He blinked, coming back to himself, and realized that Deanna was standing in the doorway to the kitchen wearing a pair of mismatched oven mitts and carrying a tray of cookies still gently steaming from the oven.

“Marry me,” he blurted out, and his bear growled his approval.

Deanna stared at him for a moment, and then the corner of her mouth kicked up in an irrepressible grin.

“Okay,” she said. “Come on in and eat. I just need to set the cookies down to cool and to grab some spoons.”

He stared after her for a moment, fighting down the sudden urge to scoop her up, cookies at all, and do something drastic, pregnant cat in the bedroom be damned. He would carry her off the mountain. He would put a ring on her finger.

He would be normal about this.

“This all smells amazing,” he said, following her into the kitchen. “And, you don’t have to answer, of course, but I feel I should tell you that I was serious.”

“Spoons, spoons,” Deanna muttered, scanning the kitchen drawer. “Ah, these will do. And so was I.”

Nik sat down to a bowl of stew that looked incredible.

“That’s it?” he couldn’t help pressing. “Okay?”

Deanna returned to the table with spoons and napkins. It wasn’t until he saw the look in her eyes, the joy, the humor, the fun, everything that made it Deanna accepting his clumsy proposal and not anyone else, that he started to smile himself.

“Okay. Yes. Absolutely. Without a doubt. Definitely. Right away,” she said. “There’s only going to be one answer to that question for me if you’re the one asking, and once I knew that, I didn’t want to stall.”

She hesitated, and even as his stomach growled longingly at the food, Nik set it aside to take her hands. They were warm and strong, and he brought them to his mouth. He kissed her fingertips, riding the sparks of electricity the contact sent through his body.

“Want me to say it first?” he asked gently.

“Yeah,” she said, her voice as small as he had ever heard it. It made his heart ache, and he decided he was going to spend the rest of his life saying it first, reassuring her that she never, ever had to be nervous when it came to this.

“I love you,” he said, his voice hushed. “So much.”

Her face lit up like the sunrise, and she seized his hands so hard it almost hurt.

“I love you,” she said breathlessly. “I’ve known. I’m sorry. I feel like I’ve known since you opened the door, since–”

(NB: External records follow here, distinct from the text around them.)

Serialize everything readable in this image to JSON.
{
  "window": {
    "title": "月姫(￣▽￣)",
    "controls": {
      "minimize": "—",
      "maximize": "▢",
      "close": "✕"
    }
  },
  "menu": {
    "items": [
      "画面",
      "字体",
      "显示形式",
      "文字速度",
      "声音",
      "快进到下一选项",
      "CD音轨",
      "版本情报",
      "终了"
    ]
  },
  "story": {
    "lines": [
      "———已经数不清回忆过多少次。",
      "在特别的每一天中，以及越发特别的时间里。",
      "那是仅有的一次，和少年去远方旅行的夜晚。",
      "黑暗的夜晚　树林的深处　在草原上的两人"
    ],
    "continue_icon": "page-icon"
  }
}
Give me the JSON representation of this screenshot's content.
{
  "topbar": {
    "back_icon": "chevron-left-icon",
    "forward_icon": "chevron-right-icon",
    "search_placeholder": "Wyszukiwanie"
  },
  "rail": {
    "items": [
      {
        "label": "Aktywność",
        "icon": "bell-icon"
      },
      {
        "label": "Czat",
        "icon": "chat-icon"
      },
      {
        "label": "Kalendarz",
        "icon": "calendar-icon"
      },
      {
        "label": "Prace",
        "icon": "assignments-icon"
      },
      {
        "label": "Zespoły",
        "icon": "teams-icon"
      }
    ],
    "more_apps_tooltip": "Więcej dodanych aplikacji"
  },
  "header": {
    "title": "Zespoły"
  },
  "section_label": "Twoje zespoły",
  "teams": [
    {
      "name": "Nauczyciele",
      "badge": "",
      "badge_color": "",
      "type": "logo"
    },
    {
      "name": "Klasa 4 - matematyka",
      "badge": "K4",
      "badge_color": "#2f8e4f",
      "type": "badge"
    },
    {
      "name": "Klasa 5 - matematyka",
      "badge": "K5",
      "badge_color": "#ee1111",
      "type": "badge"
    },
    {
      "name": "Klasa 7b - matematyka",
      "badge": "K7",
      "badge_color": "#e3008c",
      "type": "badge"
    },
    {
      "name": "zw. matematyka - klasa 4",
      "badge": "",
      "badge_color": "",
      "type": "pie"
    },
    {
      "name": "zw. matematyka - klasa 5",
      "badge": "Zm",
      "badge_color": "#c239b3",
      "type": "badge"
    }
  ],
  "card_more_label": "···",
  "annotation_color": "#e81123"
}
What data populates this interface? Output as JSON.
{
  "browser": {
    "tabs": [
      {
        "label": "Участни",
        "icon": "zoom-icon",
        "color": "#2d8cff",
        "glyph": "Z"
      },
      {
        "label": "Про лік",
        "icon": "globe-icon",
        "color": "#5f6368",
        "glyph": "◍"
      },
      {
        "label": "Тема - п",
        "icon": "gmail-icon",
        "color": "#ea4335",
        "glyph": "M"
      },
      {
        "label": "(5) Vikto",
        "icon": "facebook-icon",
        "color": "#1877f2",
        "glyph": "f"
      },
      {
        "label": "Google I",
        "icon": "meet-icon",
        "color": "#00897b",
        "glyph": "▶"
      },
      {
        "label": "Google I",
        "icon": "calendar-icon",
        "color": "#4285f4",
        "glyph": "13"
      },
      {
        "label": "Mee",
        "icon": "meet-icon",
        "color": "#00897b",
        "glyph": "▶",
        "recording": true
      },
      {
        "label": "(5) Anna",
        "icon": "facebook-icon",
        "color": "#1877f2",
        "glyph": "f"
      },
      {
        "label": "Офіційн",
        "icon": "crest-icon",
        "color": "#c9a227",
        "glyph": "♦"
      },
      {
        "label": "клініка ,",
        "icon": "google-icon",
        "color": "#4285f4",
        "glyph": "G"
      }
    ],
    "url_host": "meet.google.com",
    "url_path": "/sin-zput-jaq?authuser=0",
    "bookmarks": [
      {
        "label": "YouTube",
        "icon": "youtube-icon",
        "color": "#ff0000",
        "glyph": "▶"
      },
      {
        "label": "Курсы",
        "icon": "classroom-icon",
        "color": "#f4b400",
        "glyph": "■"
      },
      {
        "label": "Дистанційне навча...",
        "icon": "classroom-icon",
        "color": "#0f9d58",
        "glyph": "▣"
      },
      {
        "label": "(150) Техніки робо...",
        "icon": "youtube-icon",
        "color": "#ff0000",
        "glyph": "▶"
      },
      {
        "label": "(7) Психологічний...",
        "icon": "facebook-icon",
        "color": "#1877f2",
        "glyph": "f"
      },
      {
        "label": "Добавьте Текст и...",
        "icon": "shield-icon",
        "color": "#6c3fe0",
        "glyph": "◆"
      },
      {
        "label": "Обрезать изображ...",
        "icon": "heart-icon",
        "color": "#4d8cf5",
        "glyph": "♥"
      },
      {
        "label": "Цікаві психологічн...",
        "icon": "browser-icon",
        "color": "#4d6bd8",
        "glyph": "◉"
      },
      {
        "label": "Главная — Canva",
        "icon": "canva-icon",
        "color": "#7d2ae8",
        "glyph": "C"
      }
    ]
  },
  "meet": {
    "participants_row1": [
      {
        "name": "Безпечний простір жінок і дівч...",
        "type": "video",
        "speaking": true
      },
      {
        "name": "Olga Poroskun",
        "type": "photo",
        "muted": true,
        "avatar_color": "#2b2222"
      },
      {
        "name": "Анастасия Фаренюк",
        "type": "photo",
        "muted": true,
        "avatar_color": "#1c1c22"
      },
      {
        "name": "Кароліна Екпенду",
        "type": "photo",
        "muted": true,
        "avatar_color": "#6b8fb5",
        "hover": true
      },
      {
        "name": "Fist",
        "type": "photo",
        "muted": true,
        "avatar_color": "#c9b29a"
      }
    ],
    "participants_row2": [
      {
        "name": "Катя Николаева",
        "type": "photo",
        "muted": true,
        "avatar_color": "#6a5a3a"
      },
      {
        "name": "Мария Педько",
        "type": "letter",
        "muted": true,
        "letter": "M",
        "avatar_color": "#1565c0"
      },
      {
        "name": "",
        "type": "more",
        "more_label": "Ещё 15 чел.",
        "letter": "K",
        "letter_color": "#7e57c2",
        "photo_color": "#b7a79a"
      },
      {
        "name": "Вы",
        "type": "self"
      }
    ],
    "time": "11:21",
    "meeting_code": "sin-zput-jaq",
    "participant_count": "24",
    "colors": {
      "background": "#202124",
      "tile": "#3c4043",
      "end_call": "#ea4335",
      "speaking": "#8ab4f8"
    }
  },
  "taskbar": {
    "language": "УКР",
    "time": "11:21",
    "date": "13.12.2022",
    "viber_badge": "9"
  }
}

“Of course,” he said, dipping his head to kiss her fingers. “We both did. And it doesn’t matter how long it takes, okay? It doesn’t matter if you need to go back and forth and decide what this looks like for you and what it doesn’t. All I know is that I’m going to be with you, and that I love you with every part of me–”

There was another wailing call from the bedroom. There was another thump on the roof.

“We cannot haveone moment,”Deanna snarl, and Nik grinned.

“We can make the moment,” he said firmly. “Maybe not this one, but we can make one.”

“I’m selling them both to the circus, see if I don’t. But right now, you need to eat. Tromping around in the cold is exhausting, and you need the calories.”

She wasn’t wrong, and they both tucked into the delicious food. The stew was exactly what he’d known it would be: sturdy, delicious food that he’d grown up on. Something about watching Deanna eat it gave him an echo of the feeling he had gotten when he’d fed her that morning. They were eating well together, and that, so far as his bear was concerned, was the pinnacle of happiness.

Our mate is feeding us. Our mate loves us and wants us to be strong,his bear added with pleasure.

Nik grinned, and when Deanna asked him what was up, he couldn’t help shaking his head with a smile.

“My bear loves the fact that you’re feeding us and you want us to be strong. To him, I think, there’s no higher expression of love.”

“I grew up in an immigrant household. That sounds about right,” she said, but her smile was as soft as dandelion fluff. “I’ll bring you home to my folks, and they’ll feed you so well we’ll have to roll you out the door.”

“I could just stay,” Nik suggested. “You know, draped across the threshold, doing double duty as a home defense system and a rug. And sit down, I’m doing the dishes.”

He was pleased that Deanna simply took her seat on the counter again, watching him work with a small smile on her face. When he had scrubbed everything down and left it to dry, he broke a peanut butter cookie in two, giving her one half and eating the other in two large bites.